AVS2011 Session AS+BI+NS-WeM: Advances in Scanning Probe Microscopy

Wednesday, November 2, 2011 8:00 AM in Room 102
Wednesday Morning

Time Period WeM Sessions | Abstract Timeline | Topic AS Sessions | Time Periods | Topics | AVS2011 Schedule

Start Invited? Item
8:00 AM Invited AS+BI+NS-WeM-1 High-Speed Atomic Force Microscopy for Filming Biomolecular Processes
Toshio Ando (Kanazawa University, Japan)

Vital phenomena are engendered through the dynamic activity of biological molecules. Therefore, observing the dynamic behavior of biological molecules in action at high spatiotemporal resolution is essential for elucidating the mechanism underlying the biological phenomena. The dynamic biomolecular processes are now widely studied using single-molecule fluorescence microscopy. However, the fluorescently labeled biological molecules themselves are invisible in the observations even using super-resolution fluorescence microscopy. The structure of biological molecules has been studied using x-ray crystallography, NMR, electron microscopy, and atomic force microscopy (AFM) but the obtained structures are essentially static. Thus, the simultaneous assessment of structure and dynamics is infeasible. To overcome this long-standing problem and make it possible to simultaneously record the structure and dynamics of biological molecules, we have been developing high-speed AFM for more than 15 years and at last it is now coming of age. Various AFM devices and control techniques were optimized or invented for high-speed scanning and low-invasive imaging. As a result, the imaging rate now reaches 10-30 frames/s for the scan range 250 ×250 nm2, 100 scan lines, and the spatial frequency of a sample surface corrugation 0.1/nm [Prog. Surf. Sci. 83, 337-437 (2008)]. Remarkably, even delicate protein-protein interactions are not disturbed by the tip-sample contact. With this capacity of high-speed AFM, some biological processes are successfully captured on video, such as walking myosin V molecules along actin filaments [Nature 468, 72-76 (2010)], photo-activated structural changes in bacteriorhodpsin [Nat. Nanotechnol. 5, 208-212 (2010)], and cooperative GroEL-GroES interactions.
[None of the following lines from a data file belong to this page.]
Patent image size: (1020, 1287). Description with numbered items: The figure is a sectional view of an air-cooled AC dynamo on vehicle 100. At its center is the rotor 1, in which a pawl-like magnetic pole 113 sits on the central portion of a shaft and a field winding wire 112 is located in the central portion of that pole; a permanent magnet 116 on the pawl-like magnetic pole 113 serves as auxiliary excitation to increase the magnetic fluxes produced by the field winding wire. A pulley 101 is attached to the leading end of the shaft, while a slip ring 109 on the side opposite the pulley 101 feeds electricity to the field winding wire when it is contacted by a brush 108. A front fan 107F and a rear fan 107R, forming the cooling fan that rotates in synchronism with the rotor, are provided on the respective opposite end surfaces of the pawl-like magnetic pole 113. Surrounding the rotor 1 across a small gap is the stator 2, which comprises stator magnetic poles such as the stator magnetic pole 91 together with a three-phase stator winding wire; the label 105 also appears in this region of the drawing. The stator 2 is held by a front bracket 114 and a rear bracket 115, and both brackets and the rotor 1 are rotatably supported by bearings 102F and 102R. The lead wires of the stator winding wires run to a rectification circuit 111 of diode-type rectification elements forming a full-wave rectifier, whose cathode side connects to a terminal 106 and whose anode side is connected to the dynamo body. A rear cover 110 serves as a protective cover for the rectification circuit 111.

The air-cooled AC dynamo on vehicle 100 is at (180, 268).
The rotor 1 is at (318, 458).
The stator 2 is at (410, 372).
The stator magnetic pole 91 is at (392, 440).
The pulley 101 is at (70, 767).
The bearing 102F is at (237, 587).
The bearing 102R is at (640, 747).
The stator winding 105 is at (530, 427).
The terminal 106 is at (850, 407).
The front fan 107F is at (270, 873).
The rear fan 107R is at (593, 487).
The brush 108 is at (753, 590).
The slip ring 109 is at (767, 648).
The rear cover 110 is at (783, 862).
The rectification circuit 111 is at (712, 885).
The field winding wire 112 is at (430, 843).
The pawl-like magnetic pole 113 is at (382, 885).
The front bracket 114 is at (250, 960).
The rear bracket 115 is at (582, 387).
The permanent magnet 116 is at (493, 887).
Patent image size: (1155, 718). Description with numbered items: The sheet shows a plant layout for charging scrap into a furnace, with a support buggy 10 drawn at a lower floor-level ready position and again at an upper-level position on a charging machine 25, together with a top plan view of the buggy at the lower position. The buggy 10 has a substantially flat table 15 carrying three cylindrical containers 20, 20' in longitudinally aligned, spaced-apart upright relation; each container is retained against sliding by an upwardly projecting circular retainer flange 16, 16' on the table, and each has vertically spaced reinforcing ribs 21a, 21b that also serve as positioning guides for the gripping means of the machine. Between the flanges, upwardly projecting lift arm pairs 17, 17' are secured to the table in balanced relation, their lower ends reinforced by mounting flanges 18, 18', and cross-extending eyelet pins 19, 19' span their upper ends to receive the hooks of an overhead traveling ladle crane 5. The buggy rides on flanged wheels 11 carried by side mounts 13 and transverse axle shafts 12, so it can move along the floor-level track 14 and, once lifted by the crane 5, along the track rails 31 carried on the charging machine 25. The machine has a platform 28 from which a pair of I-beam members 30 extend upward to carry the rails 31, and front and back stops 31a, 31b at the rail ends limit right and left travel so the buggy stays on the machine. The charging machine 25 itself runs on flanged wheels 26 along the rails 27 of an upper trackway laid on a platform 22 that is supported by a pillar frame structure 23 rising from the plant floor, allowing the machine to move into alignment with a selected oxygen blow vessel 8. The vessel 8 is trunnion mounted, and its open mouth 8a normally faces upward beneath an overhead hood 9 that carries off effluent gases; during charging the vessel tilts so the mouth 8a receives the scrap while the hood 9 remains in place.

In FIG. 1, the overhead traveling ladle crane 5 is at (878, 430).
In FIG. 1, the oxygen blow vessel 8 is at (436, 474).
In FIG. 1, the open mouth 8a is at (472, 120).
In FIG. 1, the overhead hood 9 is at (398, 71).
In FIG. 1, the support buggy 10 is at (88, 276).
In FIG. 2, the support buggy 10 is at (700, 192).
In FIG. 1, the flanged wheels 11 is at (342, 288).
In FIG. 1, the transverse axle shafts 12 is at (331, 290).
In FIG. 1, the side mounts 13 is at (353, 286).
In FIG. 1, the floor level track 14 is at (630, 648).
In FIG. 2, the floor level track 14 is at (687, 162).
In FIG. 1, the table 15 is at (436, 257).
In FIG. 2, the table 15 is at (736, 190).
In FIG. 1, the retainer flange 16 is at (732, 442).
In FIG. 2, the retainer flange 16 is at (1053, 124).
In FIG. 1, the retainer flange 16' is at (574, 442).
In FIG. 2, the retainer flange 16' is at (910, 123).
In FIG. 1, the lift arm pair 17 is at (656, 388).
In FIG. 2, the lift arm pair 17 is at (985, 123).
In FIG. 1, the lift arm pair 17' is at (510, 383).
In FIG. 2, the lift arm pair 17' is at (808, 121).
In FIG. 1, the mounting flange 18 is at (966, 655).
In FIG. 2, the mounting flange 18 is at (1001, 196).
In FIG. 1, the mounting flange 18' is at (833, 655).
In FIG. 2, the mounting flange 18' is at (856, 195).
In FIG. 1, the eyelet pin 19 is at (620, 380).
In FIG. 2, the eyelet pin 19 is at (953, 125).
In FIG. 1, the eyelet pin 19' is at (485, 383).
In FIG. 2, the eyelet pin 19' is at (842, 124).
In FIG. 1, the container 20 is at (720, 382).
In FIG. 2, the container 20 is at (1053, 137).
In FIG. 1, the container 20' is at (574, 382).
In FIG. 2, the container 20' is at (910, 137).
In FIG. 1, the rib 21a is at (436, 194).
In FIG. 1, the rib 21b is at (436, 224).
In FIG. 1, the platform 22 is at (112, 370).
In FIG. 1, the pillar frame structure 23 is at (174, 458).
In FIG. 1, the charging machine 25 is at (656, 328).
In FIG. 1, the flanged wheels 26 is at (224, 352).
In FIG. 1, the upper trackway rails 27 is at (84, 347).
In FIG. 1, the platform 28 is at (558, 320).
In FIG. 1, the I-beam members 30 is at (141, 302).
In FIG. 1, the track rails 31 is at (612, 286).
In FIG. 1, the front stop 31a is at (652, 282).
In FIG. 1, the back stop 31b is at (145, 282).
The high-resolution movies not only provide corroborative ‘visual evidence’ for previously speculated or demonstrated molecular behaviors but also reveal more detailed behaviors of the molecules, leading to a comprehensive understanding of how they operate. Thus, the high-speed AFM imaging of functioning biological molecules has the potential to transform the fields of structural biology and single-molecule biology.

8:40 AM Invited AS+BI+NS-WeM-3 Integrated Imaging: Probing Molecular Interactions by Correlated Atomic Force Microscopy Approaches
Christopher Yip (University of Toronto, Canada)

The development of powerful single molecule functional imaging tools has been critical to our understanding of molecular dynamics and structure-function relationships in (bio)molecular systems. Our lab’s focus on the design, implementation, and application of coupled imaging and spectroscopy is providing intriguing insights into the mechanisms of membrane disruption, receptor oligomerization, and protein-membrane interactions. We have devised several correlative approaches based on the integration of in situ atomic force microscopy with fluorescence and vibrational spectroscopies for extracting the orientation, conformation, and association dynamics of membrane-associated proteins in model membranes and in live cells. Some of the key challenges and opportunities afforded these new tools will be discussed.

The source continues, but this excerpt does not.